There is obviously a scramble in the field for defining the right levels of abstraction for end users, application developers, and network operators. Speaking about cloud computing, Greg Papadopoulos stressed the need for interoperability on his blog:
We should tear out a page from the internet playbook and work towards and open set of interoperable standards and all contribute to a software commons of open implementations. Particularly important are standards for virtual machine representation (e.g. OVF), data in/exgest (e.g. WebDAV), code ingest and provisioning (e.g. Eucalyptus), distributed/parallel data access (pNFS, MogileFS, HDFS), orchestration and messaging (OpenESB, ActiveMQ) accounting, and identity/security ( SAML2, OpenID, OpenSSO).
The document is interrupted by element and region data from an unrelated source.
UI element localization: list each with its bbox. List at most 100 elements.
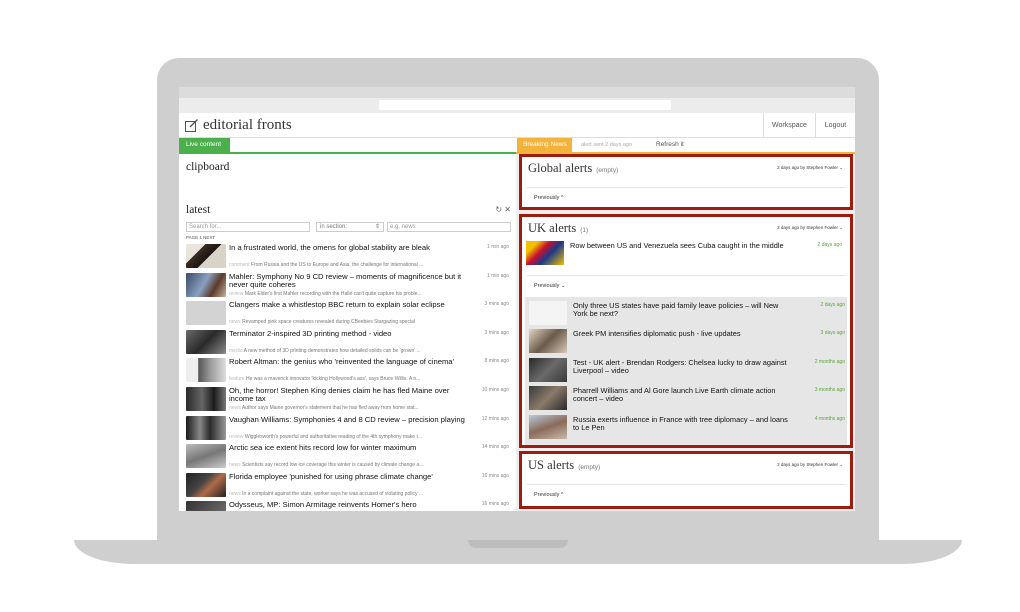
item-tag: news bbox=[229, 462, 241, 469]
section-select[interactable]: in section: ⇕ bbox=[316, 222, 384, 232]
alert-title: Row between US and Venezuela sees Cuba c… bbox=[570, 241, 784, 250]
workspace-button[interactable]: Workspace bbox=[763, 113, 815, 138]
list-item[interactable]: Robert Altman: the genius who 'reinvente… bbox=[186, 356, 514, 385]
item-tag: review bbox=[229, 290, 244, 297]
item-title: Robert Altman: the genius who 'reinvente… bbox=[229, 357, 454, 367]
item-standfirst: In a complaint against the state, worker… bbox=[242, 490, 424, 497]
item-subtitle: media A new method of 3D printing demons… bbox=[229, 348, 469, 354]
latest-feed: In a frustrated world, the omens for glo… bbox=[186, 242, 514, 511]
item-tag: news bbox=[229, 319, 241, 326]
alert-time: 3 days ago bbox=[820, 330, 845, 336]
item-title: Arctic sea ice extent hits record low fo… bbox=[229, 443, 417, 453]
item-title: In a frustrated world, the omens for glo… bbox=[229, 243, 430, 252]
address-bar[interactable] bbox=[379, 100, 671, 110]
thumbnail bbox=[186, 472, 226, 497]
chevron-down-icon: ⌄ bbox=[839, 165, 843, 170]
laptop-notch bbox=[468, 540, 568, 548]
item-tag: news bbox=[229, 490, 241, 497]
alerts-area: Global alerts (empty) 2 days ago by Steph… bbox=[516, 154, 855, 511]
edit-icon bbox=[185, 119, 198, 132]
list-item[interactable]: Terminator 2-inspired 3D printing method… bbox=[186, 328, 514, 357]
search-input[interactable]: Search for... bbox=[186, 222, 310, 232]
thumbnail bbox=[529, 329, 567, 353]
item-tag: review bbox=[229, 433, 244, 440]
panel-meta[interactable]: 2 days ago by Stephen Fowler ⌄ bbox=[777, 225, 843, 231]
alert-title: Only three US states have paid family le… bbox=[573, 301, 779, 318]
item-title: Oh, the horror! Stephen King denies clai… bbox=[229, 385, 450, 403]
item-time: 1 min ago bbox=[487, 272, 509, 279]
list-item[interactable]: Oh, the horror! Stephen King denies clai… bbox=[186, 385, 514, 414]
panel-meta[interactable]: 2 days ago by Stephen Fowler ⌄ bbox=[777, 462, 843, 468]
browser-titlebar bbox=[179, 87, 855, 98]
list-item[interactable]: Clangers make a whistlestop BBC return t… bbox=[186, 299, 514, 328]
item-title: Terminator 2-inspired 3D printing method… bbox=[229, 328, 392, 338]
thumbnail bbox=[529, 415, 567, 439]
alert-title: Test - UK alert - Brendan Rodgers: Chels… bbox=[573, 358, 787, 375]
list-item[interactable]: Vaughan Williams: Symphonies 4 and 8 CD … bbox=[186, 414, 514, 443]
section-filter-input[interactable]: e.g. news bbox=[387, 222, 511, 232]
panel-meta-text: 2 days ago by Stephen Fowler bbox=[777, 165, 838, 170]
list-item[interactable]: Only three US states have paid family le… bbox=[529, 301, 849, 327]
item-time: 14 mins ago bbox=[481, 444, 509, 451]
item-standfirst: Mark Elder's first Mahler recording with… bbox=[244, 290, 422, 297]
thumbnail bbox=[529, 386, 567, 410]
alert-title: Greek PM intensifies diplomatic push - l… bbox=[573, 329, 741, 338]
close-icon[interactable]: ✕ bbox=[504, 205, 511, 214]
item-standfirst: Scientists say record low ice coverage t… bbox=[242, 462, 424, 469]
alert-count: (empty) bbox=[578, 464, 601, 471]
alert-title: Russia exerts influence in France with t… bbox=[573, 415, 788, 432]
alert-count: (1) bbox=[580, 227, 589, 234]
panel-divider bbox=[527, 275, 845, 276]
previously-toggle[interactable]: Previously ⌄ bbox=[534, 283, 566, 289]
current-alert[interactable]: Row between US and Venezuela sees Cuba c… bbox=[526, 241, 846, 267]
list-item[interactable]: Odysseus, MP: Simon Armitage reinvents H… bbox=[186, 499, 514, 511]
chevron-down-icon: ⌄ bbox=[839, 462, 843, 467]
item-time: 16 mins ago bbox=[481, 501, 509, 508]
item-title: Odysseus, MP: Simon Armitage reinvents H… bbox=[229, 500, 417, 510]
alert-time: 3 months ago bbox=[814, 387, 845, 393]
item-title: Vaughan Williams: Symphonies 4 and 8 CD … bbox=[229, 414, 465, 424]
list-item[interactable]: Mahler: Symphony No 9 CD review – moment… bbox=[186, 271, 514, 300]
item-standfirst: Revamped pink space creatures revealed d… bbox=[242, 319, 415, 326]
thumbnail bbox=[186, 386, 226, 411]
panel-title: UK alerts (1) bbox=[528, 221, 588, 236]
refresh-icon[interactable]: ↻ bbox=[495, 205, 502, 214]
panel-meta[interactable]: 2 days ago by Stephen Fowler ⌄ bbox=[777, 165, 843, 171]
thumbnail bbox=[186, 501, 226, 511]
item-subtitle: news Scientists say record low ice cover… bbox=[229, 462, 469, 468]
latest-title: latest bbox=[186, 204, 211, 216]
panel-meta-text: 2 days ago by Stephen Fowler bbox=[777, 462, 838, 467]
thumbnail bbox=[186, 329, 226, 354]
item-tag: media bbox=[229, 347, 243, 354]
tab-live-content[interactable]: Live content bbox=[179, 138, 230, 152]
previously-toggle[interactable]: Previously ^ bbox=[534, 195, 563, 201]
thumbnail bbox=[186, 272, 226, 297]
item-time: 10 mins ago bbox=[481, 386, 509, 393]
list-item[interactable]: Greek PM intensifies diplomatic push - l… bbox=[529, 329, 849, 355]
thumbnail bbox=[186, 244, 226, 268]
tab-breaking-news[interactable]: Breaking News bbox=[517, 138, 572, 152]
item-title: Florida employee 'punished for using phr… bbox=[229, 471, 433, 481]
refresh-button[interactable]: Refresh it bbox=[656, 141, 684, 148]
previously-toggle[interactable]: Previously ^ bbox=[534, 492, 563, 498]
list-item[interactable]: Florida employee 'punished for using phr… bbox=[186, 471, 514, 500]
alert-time: 2 months ago bbox=[814, 359, 845, 365]
panel-divider bbox=[527, 187, 845, 188]
app-header: editorial fronts Workspace Logout bbox=[179, 113, 855, 138]
list-item[interactable]: Pharrell Williams and Al Gore launch Liv… bbox=[529, 386, 849, 412]
pagination[interactable]: PAGE 1 NEXT bbox=[186, 235, 215, 240]
panel-meta-text: 2 days ago by Stephen Fowler bbox=[777, 225, 838, 230]
list-item[interactable]: Russia exerts influence in France with t… bbox=[529, 415, 849, 441]
thumbnail bbox=[526, 241, 564, 265]
list-item[interactable]: Test - UK alert - Brendan Rodgers: Chels… bbox=[529, 358, 849, 384]
logout-button[interactable]: Logout bbox=[815, 113, 855, 138]
live-divider bbox=[179, 152, 516, 154]
global-alerts-title: Global alerts bbox=[528, 161, 593, 175]
item-subtitle: news Author says Maine governor's statem… bbox=[229, 405, 469, 411]
thumbnail bbox=[186, 301, 226, 326]
list-item[interactable]: In a frustrated world, the omens for glo… bbox=[186, 242, 514, 271]
list-item[interactable]: Arctic sea ice extent hits record low fo… bbox=[186, 442, 514, 471]
alert-time: 4 months ago bbox=[814, 416, 845, 422]
panel-title: US alerts (empty) bbox=[528, 458, 600, 473]
chevron-down-icon: ⌄ bbox=[839, 225, 843, 230]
I would add to this the need for an open set of interoperable standards for tracing and monitoring. The ability to build new applications in the Cloud by dynamically invoking other local and remote services with interoperable protocols is very powerful. However, that same dynamism, coupled with the multiple layers of abstraction that characterize datacenters, leads to systems that are very difficult to reason about in terms of performance and reliability. After all, if your new Cloud application isn't scaling linearly, or if you're seeing a "long tail" of users that see bad performance, where in the myriad of subsystems, virtualization layers, and distributed storage systems does the problem reside? Worse, does the problem emerge from the combination of underlying components, rather than any single malfunctioning piece?
Just as open standards and protocols make the Internet possible, open standards and protocols will make the "Inter-cloud" possible as well. Adding introspection capabilities and tracing support to those standards will ensure that we will be able to reason about the resulting systems. This in turn will lead to more reliable and dependable software.